Wednesday, June 11, 2008

Masai and Atherosclerosis

I've been digging deeper into the health of the Masai lately. A commenter on Chris's blog pointed me to a 1972 paper showing that the Masai have atherosclerosis, or hardening of the arteries. This interested me so I got my hands on the full text, along with a few others from the same time period. What I found is nothing short of fascinating.

First, some background. Traditional Masai in Kenya and Tanzania are pastoralists, subsisting on fermented cow's milk, meat and blood, as well as traded food in modern times. They rarely eat fresh vegetables. Contrary to popular belief, they are a genetically diverse population, due to the custom of abducting women from neighboring tribes. Many of these tribes are agriculturalists. From Mann et al: "The genetic argument is worthless". This will be important to keep in mind as we interpret the data.

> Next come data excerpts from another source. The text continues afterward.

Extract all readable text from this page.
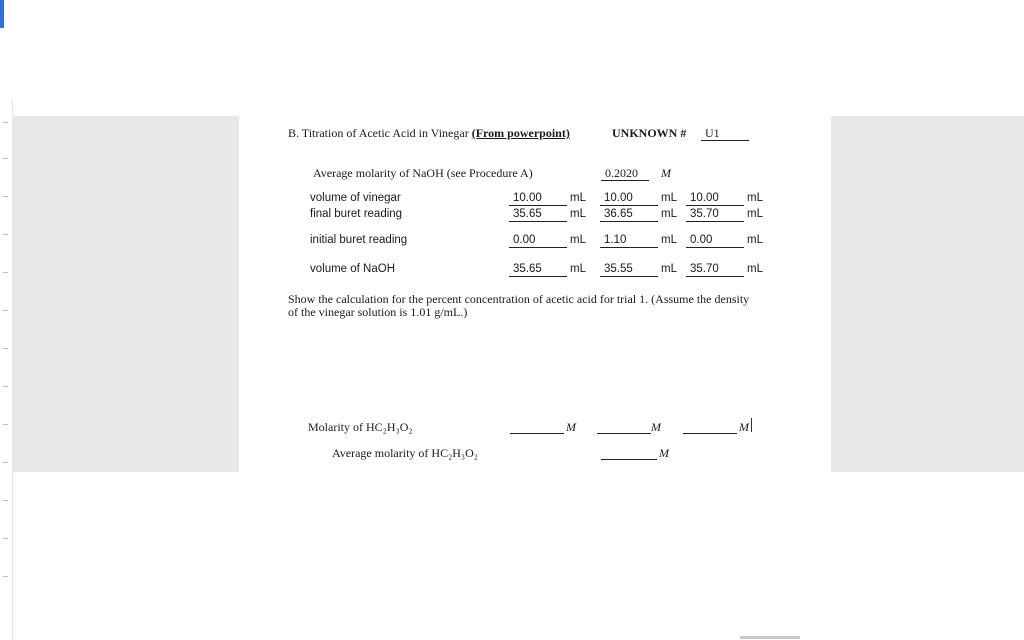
B. Titration of Acetic Acid in Vinegar (From powerpoint)	UNKNOWN #	U1
Average molarity of NaOH (see Procedure A)	0.2020	M
volume of vinegar	10.00	mL	10.00	mL	10.00	mL
final buret reading	35.65	mL	36.65	mL	35.70	mL
initial buret reading	0.00	mL	1.10	mL	0.00	mL
volume of NaOH	35.65	mL	35.55	mL	35.70	mL
Show the calculation for the percent concentration of acetic acid for trial 1. (Assume the density
of the vinegar solution is 1.01 g/mL.)
Molarity of HC₂H₃O₂	M	M	M
Average molarity of HC₂H₃O₂	M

At approximately 14 years old, Masai men are inducted into the warrior class, and are called Muran. For the next 15-20 years, tradition dictates that they eat a diet composed exclusively of cow's milk, meat and blood. Milk is the primary food. Masai cows are not like wimpy American cows, however. Their milk contains almost twice the fat of American cows, more protein, more cholesterol and less lactose. Thus, Muran eat an estimated 3,000 calories per day, 2/3 of which comes from fat. Here is the reference for all this. Milk fat is about 50% saturated. That means the Muran gets 33% of his calories from saturated fat. This population eats more saturated fat than any other I'm aware of.

How's their cholesterol? Remarkably low. Their total serum cholesterol is about half the average American's. I haven't found any studies that broke it down further than total cholesterol. Their blood pressure is also low, and hypertension is rare. Overweight is practically nonexistent. Their electrocardiogram readings show no signs of heart disease. They have exceptionally good endurance, but their grip strength is significantly weaker than Americans of African descent. Two groups undertook autopsies of male Masai to look for artery disease.

The first study, published in 1970, examined 10 males, 7 of which were over 40 years old. They found very little evidence of atherosclerosis, even in individuals over 60. The second study, which is often used as evidence against a high-fat diet, was much more thorough and far more interesting. Mann et al. autopsied 50 Masai men, aged 10 to 65. The single most represented age group was 50-59 years old, at 13 individuals. They found no evidence of myocardial infarction (heart attack) in any of the 50 hearts. What they did find, however, was coronary artery disease. Here's a figure showing the prevalence of "aortic fibrosis", a type of atherosclerotic lesion:

It looks almost binary, doesn't it? What could be causing the dramatic jump in atherosclerosis at age 40? Here's another figure, of total cholesterol (top) and "sudanophilia" (fatty streaks in the arteries, bottom). Note that the Muran period is superimposed (top).

There's clearly a pattern here. Either the Masai men are eating nothing but milk, meat and blood and they're nearly free from atherosclerosis, or they're eating however they please and they have as much atherosclerosis as the average American. There doesn't seem to be much in between.

Here's a quote from the paper that sums it up well:

We believe... that the Muran escapes some noxious dietary agent for a time. Obviously, this is neither animal fat nor cholesterol. The old and the young Masai do have access to such processed staples as flour, sugar, confections and shortenings through the Indian dukas scattered about Masailand. These foods could carry the hypothetical agent."

I know this blog is starting to sound like a broken record, but I'll say it again: you can eat a wide variety of foods and be healthy,
except industrial grain products (particularly wheat), sugar, industrial vegetable oil and other processed food. The Masai are just one more example of a group that's healthy when eating a traditional diet.